Не думаю, чтобы кто-либо пожал эту протянутую руку. В начале 50-х годов я, находясь уже в СССР, узнал из газет и радиопередач, что Керенский приезжал из Америки в Западную Европу и снова в той же кликушеской форме заклинал все "живые мировые силы" идти на большевизм крестовым походом. Но тщетны подобные призывы…
Мое описание политической активности эмиграции в 1920–1547 годы было бы неполным, если бы я обошел молчанием несколько маячивших на эмигрантском горизонте фигур, которые нельзя уложить в рамки ни правого, ни "левого" сектора. О некоторых я скажу. Нельзя также обойти молчанием деятельность тех кругов эмиграции, которые, резко и навсегда порвав с прежней идеологией, заняли незадолго до войны четкую просоветскую позицию и создали в Париже Дом оборонца.
Деятельность этих кругов настолько полно, разносторонне и объективно описана в труде под названием "По тюрьмам и лагерям Франции", принадлежащем перу С. И. Руденко, бывшего петербургского адвоката и бывшего эмигранта, вернувшегося в 1947 году в СССР и поселившегося в Саратове, что мне нечего добавить к материалам этих мемуаров. К ним я и отсылаю читателя.
Среди политических "одиночек", которых невозможно уложить в рамки какой-либо определенной группировки, необходимо прежде всего упомянуть А. И. Деникина, В. Л. Бурцева и Г. А. Алексинского.
В начале 1920 года после разгрома южных белых армий Деникин сдал командование Врангелю и покинул навсегда русские берега на английском миноносце.
Почти 15 лет он не проявлял политической активности, если не считать этой активностью работу над трехтомными мемуарами, опубликованными в Париже в начале 30-х годов.
Популярность Деникина среди белого офицерства померкла сразу после поражения его армии. Многие считали его прямым виновником новороссийской катастрофы.
Изредка в эмигрантских разговорах проскальзывали слухи о том, что английское правительство предложило ему крупную пожизненную пенсию; что какие-то венгерские магнаты приглашают его быть пожизненным гостем в их замках; что некоторые иностранные разведки предлагали ему сотрудничать с ними и что все эти предложения он отклонил.

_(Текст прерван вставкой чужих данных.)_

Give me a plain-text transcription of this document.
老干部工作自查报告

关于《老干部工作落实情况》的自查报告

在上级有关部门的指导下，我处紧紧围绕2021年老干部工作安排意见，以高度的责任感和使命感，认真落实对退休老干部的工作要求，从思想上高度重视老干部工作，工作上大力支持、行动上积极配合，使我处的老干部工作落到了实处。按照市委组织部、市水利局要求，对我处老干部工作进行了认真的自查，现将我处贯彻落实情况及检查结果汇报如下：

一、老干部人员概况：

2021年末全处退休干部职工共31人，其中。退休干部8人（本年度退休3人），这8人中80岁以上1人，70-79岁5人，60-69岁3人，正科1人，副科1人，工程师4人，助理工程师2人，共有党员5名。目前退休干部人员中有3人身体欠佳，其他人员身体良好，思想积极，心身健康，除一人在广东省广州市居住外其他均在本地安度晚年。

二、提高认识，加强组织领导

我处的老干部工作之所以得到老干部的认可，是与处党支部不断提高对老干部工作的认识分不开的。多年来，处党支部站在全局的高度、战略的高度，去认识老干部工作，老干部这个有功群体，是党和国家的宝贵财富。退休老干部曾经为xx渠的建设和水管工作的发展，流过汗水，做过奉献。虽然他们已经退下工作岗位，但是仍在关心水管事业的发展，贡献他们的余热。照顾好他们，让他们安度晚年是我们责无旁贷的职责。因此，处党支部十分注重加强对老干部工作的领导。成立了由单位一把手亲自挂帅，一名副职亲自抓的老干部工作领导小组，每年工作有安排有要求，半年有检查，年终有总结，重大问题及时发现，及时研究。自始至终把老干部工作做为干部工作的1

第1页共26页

Жил он в одном из предместий Парижа, на бесчисленных эмигрантских сборищах никогда не показывался и никак себя не проявлял. О нем эмиграция фактически забыла и списала его со своего счета.
Неожиданно для всех в середине 30-х годов Деникин заговорил, но столь необычным в эмиграции языком, что привел в крайнее замешательство весь правый сектор и своих бывших соратников и подчиненных.
В целой серии статей и докладов он проводил ту мысль, что каждый эмигрант, сохраняя свою непримиримость по отношению к Советской власти в мирное время, должен в случае возникновения военного конфликта в Европе безоговорочно встать на защиту этой власти, которая вместе со всем народом будет защищать целостность территории Русского государства и охранять честь и достоинство русского имени. В то же время он заявлял, что сам он продолжает оставаться непримиримым врагом Советской власти и как до предполагаемой войны, так и после нее считает "патриотическим долгом" борьбу с этой властью.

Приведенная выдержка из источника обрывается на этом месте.